A business group is hoping a new name for a ferry terminal will help tourists visiting Whidbey Island.

The Central Whidbey Chamber of Commerce submitted a proposal this week to the Washington State Transportation Commission to change the name of the Keystone ferry dock to the Coupeville ferry dock.

“We thought it was logical,” said Lynda Eccles, executive director of the Central Whidbey Chamber of Commerce.

She said that when people use “Keystone” to research Whidbey Island on the Internet, it yields too little information. Even though the terminal is located several miles west of town limits, the terminal still falls within Coupeville’s zip code and the town’s name will provide more recognition for people.

“Once they reach Coupeville, they would have all of Whidbey Island to enjoy,” Eccles said.

Chamber members have been busy gathering support for the name change in recent weeks. She submitted letters of support from chambers in Freeland and Oak Harbor; the cities of Langley, Coupeville and Oak Harbor; the Board of Island County Commissioners; Ebey’s Landing National Historical Reserve; and the Coupeville Festival Association. She added state representatives Barbara Bailey and Norma Smith and state Sen. Mary Margaret Haugen support the change.

Reema Griffith, executive director for the Washington State Transportation Commission, said she’s heard about the effort to change the name of the Keystone terminal, but no paperwork has been submitted yet. Once the paperwork is submitted, the commission could consider the proposal as early as its mid-July meeting.

Eccles said it’s a perfect time to change the name of the ferry terminal considering the 64-car Chetzemoka, Washington State Ferries newest vessel, is set to start serving the Port Townsend-to-Keystone ferry route in late August. It will be the first time in nearly three years that a permanent ferry will operate on the route.

The name of the Central Whidbey terminal isn’t the only moniker the Transportation Commission could consider in July.
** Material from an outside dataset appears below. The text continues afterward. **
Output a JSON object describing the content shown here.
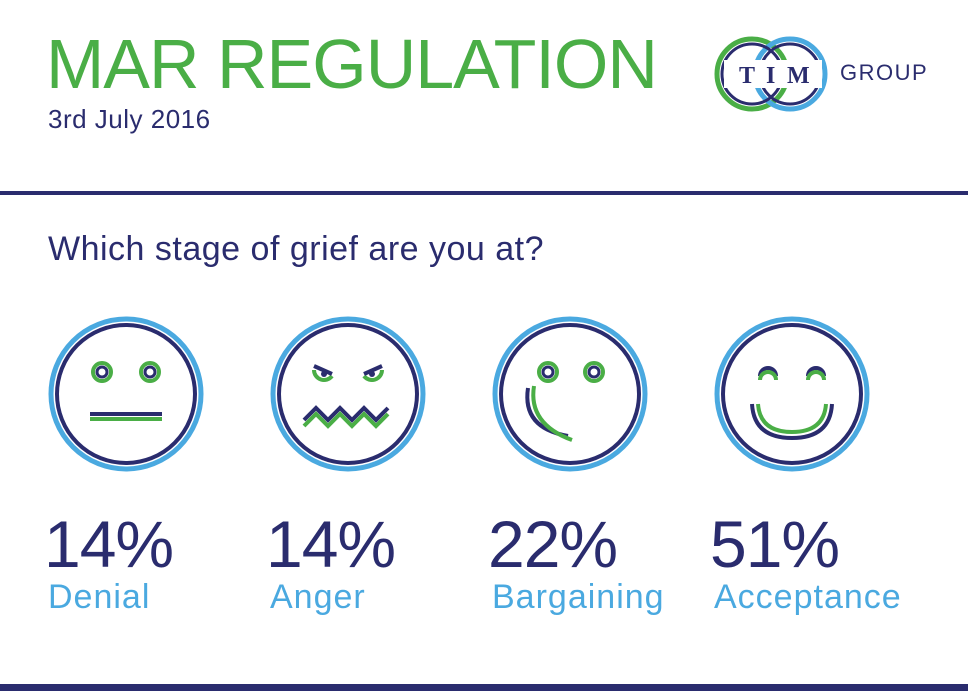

The Greenbank-based Orca Network proposed to name the second 64-car ferry the “Tokitae.” The name is one of five finalists under consideration by the Transportation Commission. Tokitae is a Coast Salish greeting meaning “Nice day, pretty colors.” It’s also the original name of Lolita, an orca captured in Penn Cove 40 years ago that is currently performing in a Miami sea park.
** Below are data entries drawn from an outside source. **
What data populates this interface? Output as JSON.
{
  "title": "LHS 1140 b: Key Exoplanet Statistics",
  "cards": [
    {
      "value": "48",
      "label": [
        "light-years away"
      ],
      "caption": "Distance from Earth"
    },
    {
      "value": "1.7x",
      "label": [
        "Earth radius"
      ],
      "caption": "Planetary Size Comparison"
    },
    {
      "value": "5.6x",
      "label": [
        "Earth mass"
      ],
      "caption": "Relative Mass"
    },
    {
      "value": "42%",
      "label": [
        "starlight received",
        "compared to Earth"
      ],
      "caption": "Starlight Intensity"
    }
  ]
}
The other names under consideration are as follows:

• Salish, which refers to the Coast Salish people of the Pacific Northwest and the geographical name of the inland sea comprising the Puget Sound, Juan de Fuca Strait and the Strait of Georgia.

• Colitz, which is a name of a tribe that provided assistance with pioneer transportation and commercial activity. Some historians refer to the “Cowlitz Corridor,” which linked the Columbia River valley with Puget Sound communities before the Washington Territory was established, according to information from the Washington State Transportation Commission.

• Kennewick, which has several native meanings including “winter paradise,” “winter haven,” “grassy place” and “grassy slope.”

• Samish, which is the name of a tribe whose historic area ranges from the San Juan Islands to the Cascade mountains.

Griffith said the Ferry Executive Advisory Committee recommended that the commission consider naming the ferry the Salish or the Samish.

The commission recently completed a rider survey which, among other things, asked riders their favorite two names for the ferry. Those surveyed chose the names Salish and Tokitae as their top choices.

She said those recommendations will also be forwarded to the Transportation Commission. She didn’t say how much weight the recommendations carry. The commission will use all information submitted to make a decision.